In India, state-owned companies that shine in the marketplace are few and far between. The reasons are equally disparate.
In some cases, perversely enough, adversity helps: in a sick and heavily regulated sector such as electricity, there are public sector undertakings that have done well. They are often backed by a slew of direct and indirect support measures from the state. The sector’s frail health turns away much required investment and, in turn, competition. That said, its decision to embrace World Bank’s procurement systems in its early phase (1970s) has helped it stay healthy and efficient: electricity is produced at a reasonable price. On the other hand, companies such as coal producer Coal India Ltd and hydrocarbon producer Oil and Natural Gas Corp.
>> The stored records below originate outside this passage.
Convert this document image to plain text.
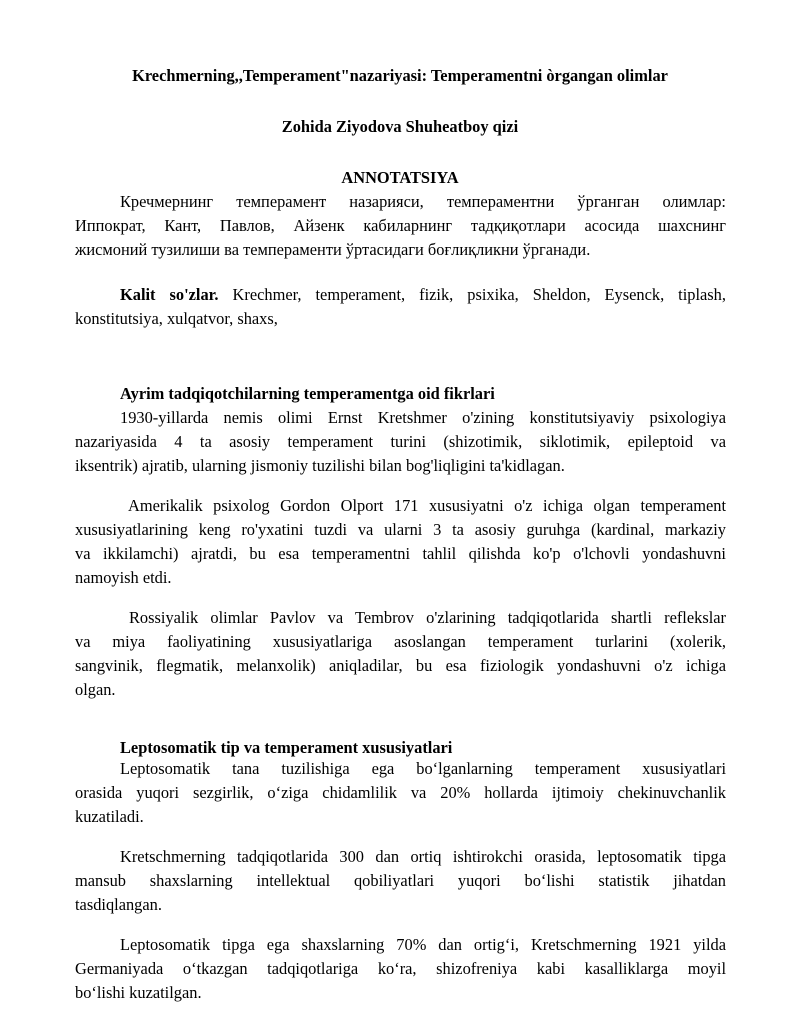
Krechmerning,,Temperament"nazariyasi: Temperamentni òrgangan olimlar

Zohida Ziyodova Shuheatboy qizi

ANNOTATSIYA

Кречмернинг темперамент назарияси, темпераментни ўрганган олимлар:
Иппократ, Кант, Павлов, Айзенк кабиларнинг тадқиқотлари асосида шахснинг
жисмоний тузилиши ва темпераменти ўртасидаги боғлиқликни ўрганади.
Kalit so'zlar. Krechmer, temperament, fizik, psixika, Sheldon, Eysenck, tiplash,
konstitutsiya, xulqatvor, shaxs,

Ayrim tadqiqotchilarning temperamentga oid fikrlari

1930-yillarda nemis olimi Ernst Kretshmer o'zining konstitutsiyaviy psixologiya
nazariyasida 4 ta asosiy temperament turini (shizotimik, siklotimik, epileptoid va
iksentrik) ajratib, ularning jismoniy tuzilishi bilan bog'liqligini ta'kidlagan.
Amerikalik psixolog Gordon Olport 171 xususiyatni o'z ichiga olgan temperament
xususiyatlarining keng ro'yxatini tuzdi va ularni 3 ta asosiy guruhga (kardinal, markaziy
va ikkilamchi) ajratdi, bu esa temperamentni tahlil qilishda ko'p o'lchovli yondashuvni
namoyish etdi.
Rossiyalik olimlar Pavlov va Tembrov o'zlarining tadqiqotlarida shartli reflekslar
va miya faoliyatining xususiyatlariga asoslangan temperament turlarini (xolerik,
sangvinik, flegmatik, melanxolik) aniqladilar, bu esa fiziologik yondashuvni o'z ichiga
olgan.

Leptosomatik tip va temperament xususiyatlari

Leptosomatik tana tuzilishiga ega bo‘lganlarning temperament xususiyatlari
orasida yuqori sezgirlik, o‘ziga chidamlilik va 20% hollarda ijtimoiy chekinuvchanlik
kuzatiladi.
Kretschmerning tadqiqotlarida 300 dan ortiq ishtirokchi orasida, leptosomatik tipga
mansub shaxslarning intellektual qobiliyatlari yuqori bo‘lishi statistik jihatdan
tasdiqlangan.
Leptosomatik tipga ega shaxslarning 70% dan ortig‘i, Kretschmerning 1921 yilda
Germaniyada o‘tkazgan tadqiqotlariga ko‘ra, shizofreniya kabi kasalliklarga moyil
bo‘lishi kuzatilgan.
Ltd (ONGC) are riding the boom in global fuel prices: Their inefficiencies are washed away by the bright spotlight of rising profits. This is all the more evident in the case of ONGC whose annual exploration budget of a couple of thousand crores of rupees—yields little or no results. The best solution for its owner, the government, would be to, in a sense, do a Motorola (the valuation had to do a lot with its gigantic haul of patents). Sell off ONGC’s unexplored fields. But that won’t altogether plug the leak. For clutching ONGC’s apron strings is a little giant—ONGC Videsh Ltd (OVL), its overseas acquisition arm. Over the last 22 years, OVL has grown to produce one-fourth of ONGC’s output.
After striking it rich with properties in Sudan and in Sakhalin, Russia, in the early part of this century when oil prices were low, OVL’s performance has been less than satisfactory thereafter, marked by expensive acquisition of discovered fields and poor strike rate in finding oil and gas; the latter, a legacy of its parent organization. OVL now plans to spend close to $22 billion (around Rs1.01 trillion) over the next five years, shopping for discovered fields and funding exploration efforts in virgin territories. This is a cause for concern. OVL has limited technical skills to find oil and gas. And, its growth was powered by acquisitions in times of low oil price that has led to a bounty in today’s market.
So, what should it do?
There is no doubt that the springboard and exposure to overseas deals offered by its parent, ONGC, are significant owing to its pedigree of being a state-owned oil company. While this must be leveraged to secure virgin acreages overseas (rather than discovered fields that are expensive), OVL should ‘farm’ these out to small-or medium-sized private companies in India that are willing to explore for oil and gas.